||| FROM RUSSEL BARSH for KWIAHT |||


Road washouts last month gave a clear signal to islanders: an increasingly stormy climate threatens critical infrastructure such as roads, power and communications lines, and supplies of potable water. San Juan County urgently needs to act now to “harden” its infrastructure against a future of extreme weather events, higher storm tides and widespread flooding.

Whatever the fate of the commitments made at COP26 in Glasgow, no matter how loudly we protest international gridlock over reducing greenhouse emissions, and despite the best efforts of islanders to reduce their own “carbon footprints,” climate change is already happening here in the Salish Sea with enough force to disrupt our daily lives, our jobs and businesses, and our health and safety.

We do not need to establish boards and commissions to tell us what to do. NOAA, the EPA, and other scientifically-informed national agencies have been funding strategic research and engineering advice since the 1990s, and many communities across the country have been implementing federally funded climate-resilience plans that go beyond mere talk. Actions include relocating roads and utilities as well as using landscaping and habitat construction to help contain riparian and coastal flooding.

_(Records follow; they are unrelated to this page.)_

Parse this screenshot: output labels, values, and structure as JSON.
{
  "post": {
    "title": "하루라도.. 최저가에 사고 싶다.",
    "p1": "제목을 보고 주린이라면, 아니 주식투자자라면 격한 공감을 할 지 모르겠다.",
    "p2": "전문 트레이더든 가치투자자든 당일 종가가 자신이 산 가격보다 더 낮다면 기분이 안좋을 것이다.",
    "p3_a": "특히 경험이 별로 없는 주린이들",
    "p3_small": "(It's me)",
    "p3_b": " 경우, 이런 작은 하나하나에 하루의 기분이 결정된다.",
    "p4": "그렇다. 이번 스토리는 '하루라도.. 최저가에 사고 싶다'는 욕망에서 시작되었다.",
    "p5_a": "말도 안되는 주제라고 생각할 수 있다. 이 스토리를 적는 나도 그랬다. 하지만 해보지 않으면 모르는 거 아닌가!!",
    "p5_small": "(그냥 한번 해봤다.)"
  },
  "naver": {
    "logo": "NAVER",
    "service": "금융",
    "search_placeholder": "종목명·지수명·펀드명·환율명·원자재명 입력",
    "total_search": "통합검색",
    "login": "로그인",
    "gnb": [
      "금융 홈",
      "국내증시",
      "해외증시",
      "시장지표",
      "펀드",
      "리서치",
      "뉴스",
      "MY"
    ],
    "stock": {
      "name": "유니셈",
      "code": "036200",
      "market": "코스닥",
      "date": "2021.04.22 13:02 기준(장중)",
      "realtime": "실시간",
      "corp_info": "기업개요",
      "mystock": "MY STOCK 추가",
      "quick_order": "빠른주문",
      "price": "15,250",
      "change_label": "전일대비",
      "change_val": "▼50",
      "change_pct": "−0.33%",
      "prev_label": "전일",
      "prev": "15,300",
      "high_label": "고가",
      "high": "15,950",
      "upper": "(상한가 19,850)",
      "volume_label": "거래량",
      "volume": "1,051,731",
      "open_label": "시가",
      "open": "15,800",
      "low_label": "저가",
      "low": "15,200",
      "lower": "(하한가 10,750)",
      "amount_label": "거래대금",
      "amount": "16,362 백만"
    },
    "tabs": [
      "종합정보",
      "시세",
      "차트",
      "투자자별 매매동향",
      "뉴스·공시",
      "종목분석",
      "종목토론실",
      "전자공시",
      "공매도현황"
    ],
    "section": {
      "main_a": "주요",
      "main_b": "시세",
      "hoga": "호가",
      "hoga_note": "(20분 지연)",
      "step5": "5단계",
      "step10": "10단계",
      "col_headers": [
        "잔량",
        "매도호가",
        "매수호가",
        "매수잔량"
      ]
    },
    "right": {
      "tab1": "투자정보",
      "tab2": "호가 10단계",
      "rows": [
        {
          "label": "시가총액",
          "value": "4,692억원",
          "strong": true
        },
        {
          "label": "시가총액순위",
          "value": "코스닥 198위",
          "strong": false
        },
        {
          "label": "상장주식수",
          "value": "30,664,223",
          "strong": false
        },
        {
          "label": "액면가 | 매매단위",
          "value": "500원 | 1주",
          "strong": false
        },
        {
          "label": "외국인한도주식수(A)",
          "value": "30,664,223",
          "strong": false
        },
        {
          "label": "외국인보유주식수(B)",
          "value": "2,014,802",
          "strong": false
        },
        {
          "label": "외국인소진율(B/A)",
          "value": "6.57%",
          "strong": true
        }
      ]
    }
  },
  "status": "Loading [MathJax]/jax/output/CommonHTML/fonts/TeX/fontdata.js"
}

Four kinds of extreme weather events must be addressed in rebuilding our infrastructure: heat waves (including spikes in sea temperatures); extended summer droughts that are exacerbated by heat waves; extreme precipitation events like what we experienced this fall, resulting in destructive flooding as well as reduced infiltration to aquifers and increased turbidity and contamination of surface waters; and of particular concern for our islands, windier weather that downs power lines and causes tidal surges and coastal flooding, eroding coastal roads and utility corridors. Rising seas and reduced recharge rates for aquifers will worsen one of the islands’ most serious health and economic bottlenecks: potable water. Stormier winters will also pose challenges for the engineering of substitutes for groundwater including desalinization and rain catchment.

San Juan County was already vulnerable to these changes before the Covid-19 pandemic that has led to a sharp increase in our resident population, and thus in the local demand for electricity, communications bandwidth, and potable water. “Covid refugees” are moving us just a little bit faster towards a future in which islanders may become “climate refugees” due to frequent service disruptions that do not simply mean ferry cancellations, but also more frequent road washouts, blackouts, well failures, and shortages of fuel and food—not to mention rising costs of maintaining and insuring homes.

A rational county government would be busily working on relocating arterial roads and utility corridors, securely burying exposed power and communication lines, promoting distributed power generation and rain catchment engineered for future weather conditions, and investing in up-to-date, environmentally friendly technologies for defending shorelines where businesses and homes are at risk, such as habitat-building with sediments, plants, and shellfish beds rather than concrete, rocks and gravel.

As the islands look for climate resilient solutions, it will be critical to be informed by science and scientists that have specific knowledge of island conditions and how they have changed, with human intervention, for millennia. Sometimes the “obvious” or most talked-about fix is inapplicable to our local ecology, or is simply unsupported by empirical research. One example is managing wildfire.

Droughty summers have already resulted in an elevated risk of wildfire, and this risk will grow as island summers grow warmer and drier, as well as windier. Preemptive controlled burning is a poor substitute for clearing by hand (or with goats) and landscaping with firebreaks and fire-resistant plant species. The irony of burning woodlands and releasing considerable quantities of stored carbon into the atmosphere as a way of addressing climate change seems to have been lost on the islands’ public land managers. As U.S. Forest Service scientists have concluded, fire has not been a routine source of disturbance in Salish
Sea ecosystems for several thousand years—and indigenous islanders did not burn down the forests on which they relied for cedar lumber, and fuel to warm their plank houses and preserve their fish.

It is also imperative that the islands recognize and accept the requisite scale of an effective response to the current rate of climate change. This cannot be done on the cheap. Nor can it be delayed repeatedly, awaiting some future Public Works plan. An example is the Doe Bay road washout that was, in fact, the second time that the road bed was recently repaired where Doe Bay creek runs beneath Point Lawrence Road. Each time, the too-small perched culvert was replaced with a too-small perched culvert, despite the fact that the creek can accumulate enough force to make a short bridge span the most durable solution—not to mention the value of a bridge to the native Cutthroat Trout in that watershed, which I helped identify fifteen years ago. Yes, a bridge will cost more; and it will work better, for longer.

There is federal infrastructure money in the pipeline, some of it tagged for climate adaptation programs. In addition, San Juan County may want to consider that fact that the hot housing market stimulated last year by “Covid refugees” has reportedly added nearly a billion dollars to our property-tax base. Would it be too provocative to suggest that this added value be taxed for funds to keep our roads open, and our power and communications systems running, as we face a stormier future climate?